Andrew Klavan, on fiction’s role:
"It's to enlarge your imagination so that you perceive the world in a bigger way…and that is actually...why I am continually right...It's because I read the arts. It's because I read fiction."
[04:41, 06:48]
Michael Knowles, on fleeting engagement with fiction:
"Whenever I read good books…my soul feels bigger. Wow. I'm viewing the world in a new and interesting way. And then I say, well, I'm never doing that again."
[05:30]
Klavan's American artistic dilemma:
"Somehow the American dream is expressed in dreamlike stories that are genre stories...America is not a slow moving, ruminating culture...An American is a very different kind of character."
[13:00-14:50]
Klavan on cultural celebration:
"It is a work of genius. When you hear the American songbook written by all these Jews for blacks, for whites and, you know, and Irish guys singing...you're hearing something new and beautiful and unique."
[16:35]
Klavan on critics and new forms of art:
"I really do think the critics get in our way, get between us and the things we love. One of the reasons I talk about video games is because I think they are a stunning visual art form at their best."
[17:30]
The tone is witty, playful, occasionally self-deprecating (especially from Knowles), and philosophically engaged. Both participants blend references to high literature, pop culture, and personal anecdotes, emphasizing the serious stakes of culture without being solemn or dry.

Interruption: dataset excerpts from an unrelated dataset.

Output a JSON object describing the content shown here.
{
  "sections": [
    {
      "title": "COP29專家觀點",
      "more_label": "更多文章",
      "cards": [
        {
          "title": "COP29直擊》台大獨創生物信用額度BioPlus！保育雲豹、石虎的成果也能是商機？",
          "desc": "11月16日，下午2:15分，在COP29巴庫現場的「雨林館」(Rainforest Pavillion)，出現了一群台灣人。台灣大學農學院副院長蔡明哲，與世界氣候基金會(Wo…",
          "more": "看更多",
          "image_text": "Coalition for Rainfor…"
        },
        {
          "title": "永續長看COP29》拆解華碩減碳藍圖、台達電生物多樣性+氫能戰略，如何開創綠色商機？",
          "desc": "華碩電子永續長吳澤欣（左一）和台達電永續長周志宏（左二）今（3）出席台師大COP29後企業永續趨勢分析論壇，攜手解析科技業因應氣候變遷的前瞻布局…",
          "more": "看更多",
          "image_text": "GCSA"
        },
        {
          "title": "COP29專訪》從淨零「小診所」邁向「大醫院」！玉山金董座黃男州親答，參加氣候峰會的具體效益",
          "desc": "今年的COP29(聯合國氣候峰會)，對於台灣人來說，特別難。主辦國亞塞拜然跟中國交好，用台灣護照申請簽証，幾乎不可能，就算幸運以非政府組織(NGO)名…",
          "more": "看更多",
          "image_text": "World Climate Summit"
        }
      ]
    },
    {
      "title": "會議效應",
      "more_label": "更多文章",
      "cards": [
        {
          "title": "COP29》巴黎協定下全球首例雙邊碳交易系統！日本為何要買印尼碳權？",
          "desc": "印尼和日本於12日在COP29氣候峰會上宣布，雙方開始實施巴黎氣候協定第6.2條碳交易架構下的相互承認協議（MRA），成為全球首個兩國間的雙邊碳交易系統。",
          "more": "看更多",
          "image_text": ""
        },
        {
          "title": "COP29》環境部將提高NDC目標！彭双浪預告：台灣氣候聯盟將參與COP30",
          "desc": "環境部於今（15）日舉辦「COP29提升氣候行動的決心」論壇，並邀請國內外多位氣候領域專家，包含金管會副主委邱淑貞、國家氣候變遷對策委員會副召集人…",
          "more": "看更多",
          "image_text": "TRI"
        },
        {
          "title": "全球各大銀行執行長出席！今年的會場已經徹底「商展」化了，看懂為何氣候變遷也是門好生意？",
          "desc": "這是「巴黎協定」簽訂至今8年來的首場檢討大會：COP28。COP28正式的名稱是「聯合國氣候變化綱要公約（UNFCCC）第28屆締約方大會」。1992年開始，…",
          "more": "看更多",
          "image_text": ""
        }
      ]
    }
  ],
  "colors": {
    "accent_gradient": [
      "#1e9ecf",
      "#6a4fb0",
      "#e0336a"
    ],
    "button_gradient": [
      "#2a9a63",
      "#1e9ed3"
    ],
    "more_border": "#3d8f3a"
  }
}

This episode of The Michael Knowles Show is a vibrant defense of art—especially in conservative circles—rooted in Klavan's literary work and an appreciation for both high culture and popular genre storytelling. They argue that American culture is best expressed through energetic, hybrid genres rather than European-style "totalizing" art, and both lament and lampoon conservative resistance to engaging the imagination. The conversation ultimately calls for conservatives to take artistic creation seriously, embrace the new and the popular (from novels to video games), and recognize the unique strengths of American cultural synthesis.